Monday, January 23, 2012

Common Foreclosure Sales Misconceptions


Although distressed sales (Foreclosures and Short Sales) account for over 50% of the California market right now, many home buyers still have a negative perception of them. I work with distressed sales on a daily basis all over the state of California and I see new buyers taking advantage of extraordinary opportunities buying distressed homes.
Here are some common misconceptions I hear from home buyers:
·         All distressed sales are in horrible condition.
Some distressed sales are in move-in-ready, turnkey condition. It is common for the new owner (HUD, Fannie Mae, a bank or investor of some kind) to rehabilitate the home to get a better sales price.
·         If you buy a distressed sale, you have to pay the back taxes and unpaid HOA fees.
Title insurance is required when you finance your new home. Title insurance will guarantee clear title free of the previous loans and liens. Beware if you plan to buy a foreclosure at auction off the court house steps. These purchases require cash and offer no guarantee of clear title. Make sure to research title prior if you decide to go this route.
·         Distressed sales always sell at a discount.
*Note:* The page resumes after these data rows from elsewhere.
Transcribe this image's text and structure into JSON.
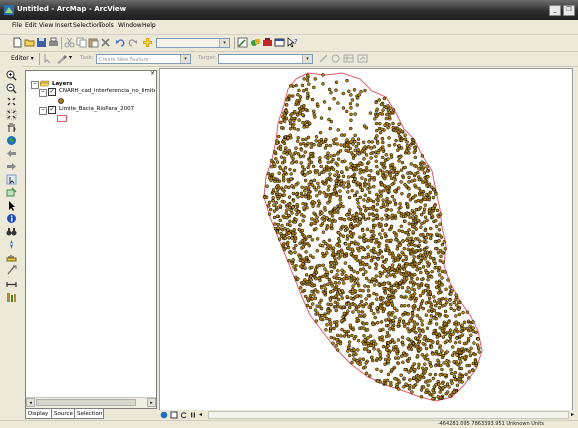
{
  "window": {
    "title": "Untitled - ArcMap - ArcView",
    "minimize": "_",
    "restore": "❐"
  },
  "menu": [
    "File",
    "Edit",
    "View",
    "Insert",
    "Selection",
    "Tools",
    "Window",
    "Help"
  ],
  "editor": {
    "label": "Editor ▾",
    "task_label": "Task:",
    "task_value": "Create New Feature",
    "target_label": "Target:",
    "target_value": ""
  },
  "toc": {
    "root": "Layers",
    "layers": [
      {
        "name": "CNARH_cad_interferencia_no_limite_se",
        "checked": true
      },
      {
        "name": "Limite_Bacia_RioPara_2007",
        "checked": true
      }
    ],
    "expand_symbol": "−"
  },
  "tabs": [
    "Display",
    "Source",
    "Selection"
  ],
  "status": {
    "coordinates": "-464281.095  7863393.951 Unknown Units"
  },
  "colors": {
    "point_fill": "#B8860B",
    "point_stroke": "#000000",
    "boundary": "#E05A6A",
    "desktop": "#ECE9D8"
  },
  "icons": {
    "standard": [
      "new-icon",
      "open-icon",
      "save-icon",
      "print-icon",
      "cut-icon",
      "copy-icon",
      "paste-icon",
      "delete-icon",
      "undo-icon",
      "redo-icon",
      "add-data-icon"
    ],
    "tools": [
      "zoom-in-icon",
      "zoom-out-icon",
      "fixed-zoom-in-icon",
      "fixed-zoom-out-icon",
      "pan-icon",
      "full-extent-icon",
      "back-icon",
      "forward-icon",
      "select-features-icon",
      "select-elements-icon",
      "identify-icon",
      "find-icon",
      "go-to-xy-icon",
      "measure-icon",
      "hyperlink-icon",
      "swipe-icon",
      "time-slider-icon"
    ]
  }
}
The price of a distressed sale depends on the same factors as a traditional sale. Buyers and sellers eventually determine the sales price. A distressed sale in a great location that’s move-in-ready will have multiple interested buyers. Multiple buyers with their multiple offers will push to sales price up. Many buyers make the mistake of assuming they are the only buyer making an offer on a distressed home and put in low ball offers only to be disappointed when another offer is accepted at a higher offer price.